Rep. Josh Elliott, D-Hamden, one of the legislature’s most vocal advocates for higher tax rates on Connecticut’s wealthiest households, conceded few state legislators are likely to press for tax hikes next spring, in a state election year.

But what about in January 2019, when the new governor and legislature take office — and face projected deficits of $1.9 billion in 2019-20 finances, and $2.7 billion in 2021-22?

“I still don’t know if there is going to be much debate” about reshaping the state income tax, Elliott said, saying the most recent state budget “was about punishing” the middle class, the poor, and public-sector employees.

Connecticut’s property tax was identified in the state’s 2014 tax incidence analysis as one of the chief culprits behind an effective state and local tax burden that falls most heavily on the poor.

The analysis — which looks not only at who pays taxes, but how those costs are passed onto others — concluded households earning less than $48,000 per year effectively lose 25 percent of their income to state and local taxes.

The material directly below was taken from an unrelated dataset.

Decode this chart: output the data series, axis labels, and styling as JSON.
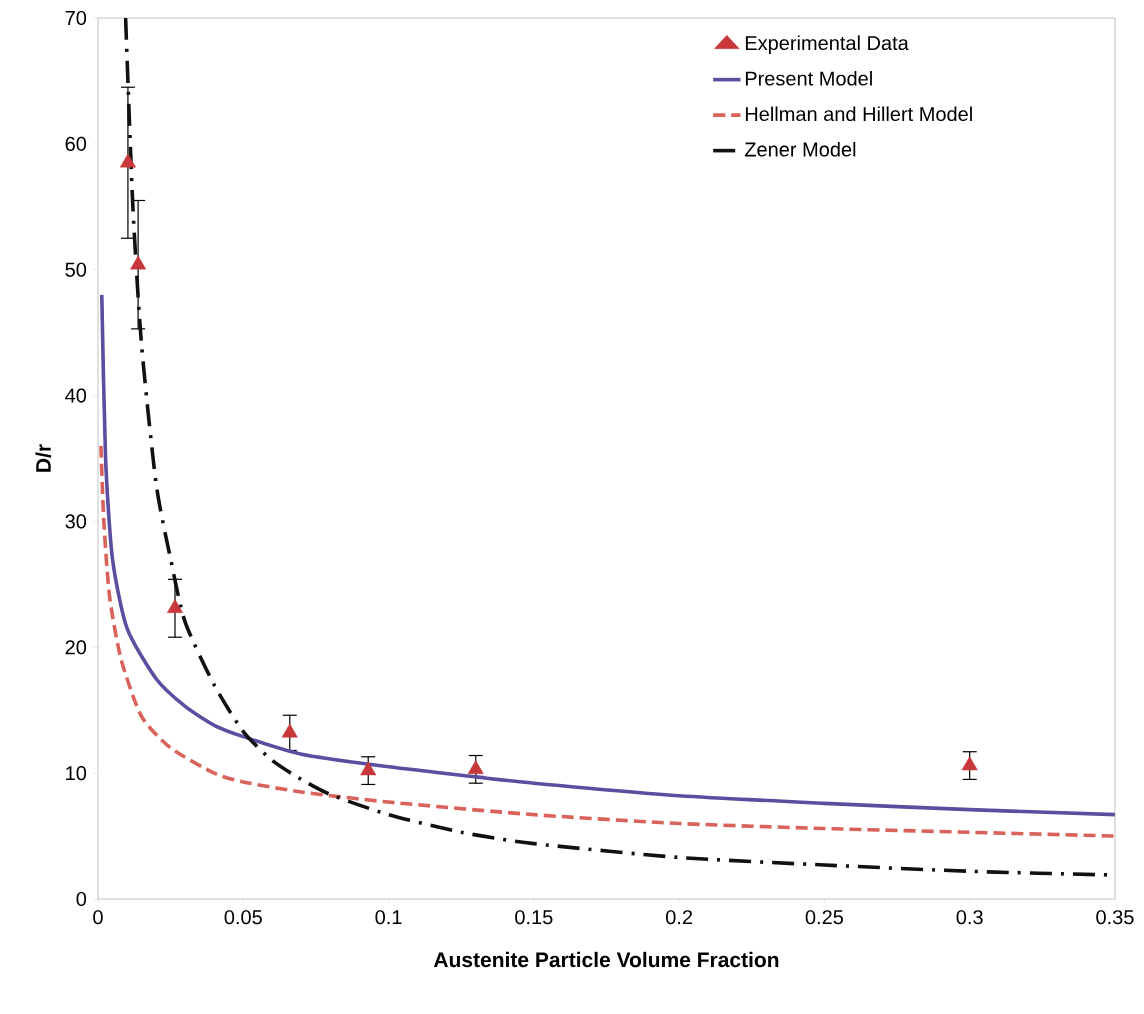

“We are tipping the scale and making it significantly more difficult to go from impoverished to middle class,” Elliott said. “ But I think there are a number of people out there who are just misinformed. I think the system truly has to break before we can build it back up.”

Bill Cibes, who served as budget director to Gov. Lowell P. Weicker Jr. in 1991 when the administration proposed and secured legislative approval of the new state income tax, is another longtime advocate for a more progressive state levy on earnings. (Editor’s note: Until recently Cibes was a longtime member of The Mirror’s Board of Directors.)

Cibes said one of the key selling points of a state income tax 26 years ago was Connecticut, through federal tax deductions, could leverage billions of dollars more from Washington.

“I used to call it unilateral federal revenue-sharing,” Cibes said. “This new national tax scam is going to have a severe impact on the Connecticut economy. We just don’t know what it is.”

Still, the former budget director said he also fears the federal changes will increase public pressure here to keep Connecticut’s income tax rates where they are.

“The case for progressivity is diminished,” he said.

The new federal tax law also creates a 20 percent deduction for limited liability corporations and other “pass-through” businesses.

In Connecticut these businesses pay their state taxes through the income tax rather than the corporation levy — one of the few state taxes that has seen receipts grow well in recent years.

Cibes said he suspects the new federal system will encourage more businesses to restructure as “pass-throughs” so they can take advantage of the credit — further shifting tax burdens from businesses to households.

Further complicating matters, the new federal tax system’s tax breaks for the middle class expire after 2025, but the business tax cut is permanent.

But Rep. Vincent J. Candelora, R-North Branford, a veteran member of the General Assembly’s tax-writing Finance, Revenue and Bonding Committee, said that while the federal changes may harm the state somewhat, recent history has shown boosting taxes here only would make things worse.

“Having a more progressive income tax in Connecticut could cause wealthier people to leave,” he said, adding that big state income tax hikes Malloy and a Democrat-controlled legislature ordered in 2011 and 2015 already have weakened the tax base.

“And now that there’s going to be a cap on your deductibility at the federal level,” Candelora added, “certainly anybody who can no longer itemize is going to think twice about continuing to pay higher Connecticut income taxes.”